Le Brexit va-t-il tuer la Premier League ? De nombreux observateurs prédisent le pire au football anglais depuis le vote du Brexit le 23 juin 2016, et son activation le 30 mars 2017.
Ils partent en effet de l’idée qu’une fois les conditions du Brexit négociées entre l’Union européenne (UE) et le Royaume-Uni, les règles en vigueur concernant l’accueil des joueurs étrangers en Premier League seront les mêmes qu’aujourd’hui.
La première question qui se pose est dès lors simple : les joueurs européens évoluant actuellement en Premier League auront-ils besoin d’un permis de travail pour jouer en Angleterre une fois celle-ci ayant quitté l’UE ? Cette question agite tous les esprits. D’autant plus que les conditions fixées par la Fédération anglaise pour délivrer ces « sésames » sont pour le moins drastiques.
Un exode des joueurs européens ?
Pour obtenir ce fameux permis de travail, les joueurs hors UE doivent évoluer dans l’un des 50 premiers pays du classement FIFA et être internationaux. Si le pays est dans le Top 10 mondial, le joueur doit avoir joué 30% des matches de son équipe nationale. Entre la 11e et la 30e place, l’intéressé devra avoir joué 45% de ces matches, et entre la 31e et la 50e place, il devra avoir joué 75% d’entre eux.
Si les joueurs européens devaient passer par les mêmes critères demain, ceux qui ne les rempliraient pas seraient très nombreux. Et ils devraient alors quitter la Premier League. Au total, on estime que 75% des joueurs européens évoluant en Premier League devraient faire leurs valises. Dont bon nombre de joueurs prestigieux comme, par exemple Zlatan Ibrahimovic, qui évolue à Manchester United, tout en ayant pris sa retraite internationale avec la Suède. Il ne pourrait, du coup, pas comptabiliser le nombre de matches internationaux requis.
Un impact mondial
L’effondrement de la Premier League aurait un impact majeur sur le football mondial. La Premier League écrase économiquement les autres championnats nationaux, dont ceux des principaux pays européens, parce qu’elle regroupe en son sein de très nombreuses stars internationales, provenant des quatre coins de la planète. Ces stars alimentent des équipes produisant un football que l’on considère comme extraordinairement attractif et dont les droits TV s’arrachent à prix d’or partout dans le monde. Ces droits TV font des clubs anglais de véritables « machines de guerre » économiques, capables d’acquérir à prix d’or des joueurs talentueux en provenance de tous les continents.

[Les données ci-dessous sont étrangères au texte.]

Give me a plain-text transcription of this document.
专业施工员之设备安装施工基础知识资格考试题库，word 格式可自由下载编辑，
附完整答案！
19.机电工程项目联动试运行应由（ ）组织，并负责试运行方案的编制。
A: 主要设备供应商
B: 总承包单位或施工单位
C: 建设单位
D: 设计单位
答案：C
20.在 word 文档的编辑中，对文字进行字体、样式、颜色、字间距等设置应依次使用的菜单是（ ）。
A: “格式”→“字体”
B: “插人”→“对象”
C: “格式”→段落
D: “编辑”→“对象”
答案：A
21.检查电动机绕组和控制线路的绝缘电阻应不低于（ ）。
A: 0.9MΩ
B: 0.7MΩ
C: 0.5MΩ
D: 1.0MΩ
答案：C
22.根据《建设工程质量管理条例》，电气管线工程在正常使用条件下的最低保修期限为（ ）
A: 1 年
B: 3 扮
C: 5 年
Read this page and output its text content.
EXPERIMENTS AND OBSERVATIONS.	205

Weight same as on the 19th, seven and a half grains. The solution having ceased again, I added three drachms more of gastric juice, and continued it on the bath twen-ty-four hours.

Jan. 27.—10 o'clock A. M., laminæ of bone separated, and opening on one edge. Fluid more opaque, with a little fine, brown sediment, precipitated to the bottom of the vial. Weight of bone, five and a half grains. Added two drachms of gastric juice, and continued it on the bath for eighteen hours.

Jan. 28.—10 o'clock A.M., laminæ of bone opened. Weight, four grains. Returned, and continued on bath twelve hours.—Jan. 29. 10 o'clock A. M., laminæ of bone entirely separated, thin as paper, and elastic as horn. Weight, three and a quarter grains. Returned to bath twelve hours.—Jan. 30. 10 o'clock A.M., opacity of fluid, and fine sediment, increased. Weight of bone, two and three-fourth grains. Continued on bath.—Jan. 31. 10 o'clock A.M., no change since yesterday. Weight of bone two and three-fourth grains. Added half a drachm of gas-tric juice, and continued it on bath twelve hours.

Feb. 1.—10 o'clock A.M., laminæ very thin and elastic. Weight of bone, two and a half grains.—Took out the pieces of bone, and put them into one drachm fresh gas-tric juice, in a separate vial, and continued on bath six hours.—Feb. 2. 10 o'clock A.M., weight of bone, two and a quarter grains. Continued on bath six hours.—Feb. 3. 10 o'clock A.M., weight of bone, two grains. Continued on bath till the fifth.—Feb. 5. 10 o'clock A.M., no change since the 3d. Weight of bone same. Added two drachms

C’est un cercle, vertueux ou vicieux selon les points de vue : l’argent attire les stars, qui attirent les télévisions, qui génèrent d’énormes recettes, que les clubs utilisent pour acquérir de nouvelles stars. Et ainsi de suite.
Les raisons d’être optimistes
La situation est-elle désespérée ? Non. Car la Fédération anglaise, soutenue par le gouvernement du Royaume-Uni, cherchera à adapter la situation au mieux de ses intérêts. Et il est probable qu’elle pourra sauver la situation.
Les chemins possibles sont nombreux. Soit le gouvernement britannique utilisera le chapitre social, concernant le traitement des travailleurs britanniques dans l’UE, ou celui des travailleurs de l’UE au Royaume-Uni. Le chapitre social figurera immanquablement dans l’accord bilatéral entre le Royaume-Uni et l’Union européenne, qui sera adopté une fois le Brexit devenu réalité. Soit une législation britannique, plus discrétionnaire, sera adoptée pour permettre aux joueurs européens de continuer à échapper à la nécessité d’obtention d’un permis de travail pour évoluer en Premier League.
Car tout est là. Aujourd’hui, le Royaume-Uni doit s’assurer que la législation britannique est conforme aux Traités européens. Ce ne sera plus le cas – du moins tant qu’un traité bilatéral n’aura pas été signé avec l’UE – une fois le Brexit négocié. Le Royaume-Uni ne sera plus contraint par Bruxelles dans son travail législatif et réglementaire.
Par conséquent, le devenir du football anglais sera décidé à Londres. Et nulle part ailleurs. Si bien que les règles gouvernant l’accueil des joueurs européens en Premier League évolueront. Elles ne seront plus les mêmes qu’aujourd’hui une fois le Brexit rentré en vigueur. Le Brexit est donc, de ce point de vue, un nouveau commencement pour la Premier League. Les enjeux sont réels. Mais on imagine mal le gouvernement et la Fédération anglaise renoncer à leur suprématie mondiale. Zlatan n’est pas près de faire ses valises.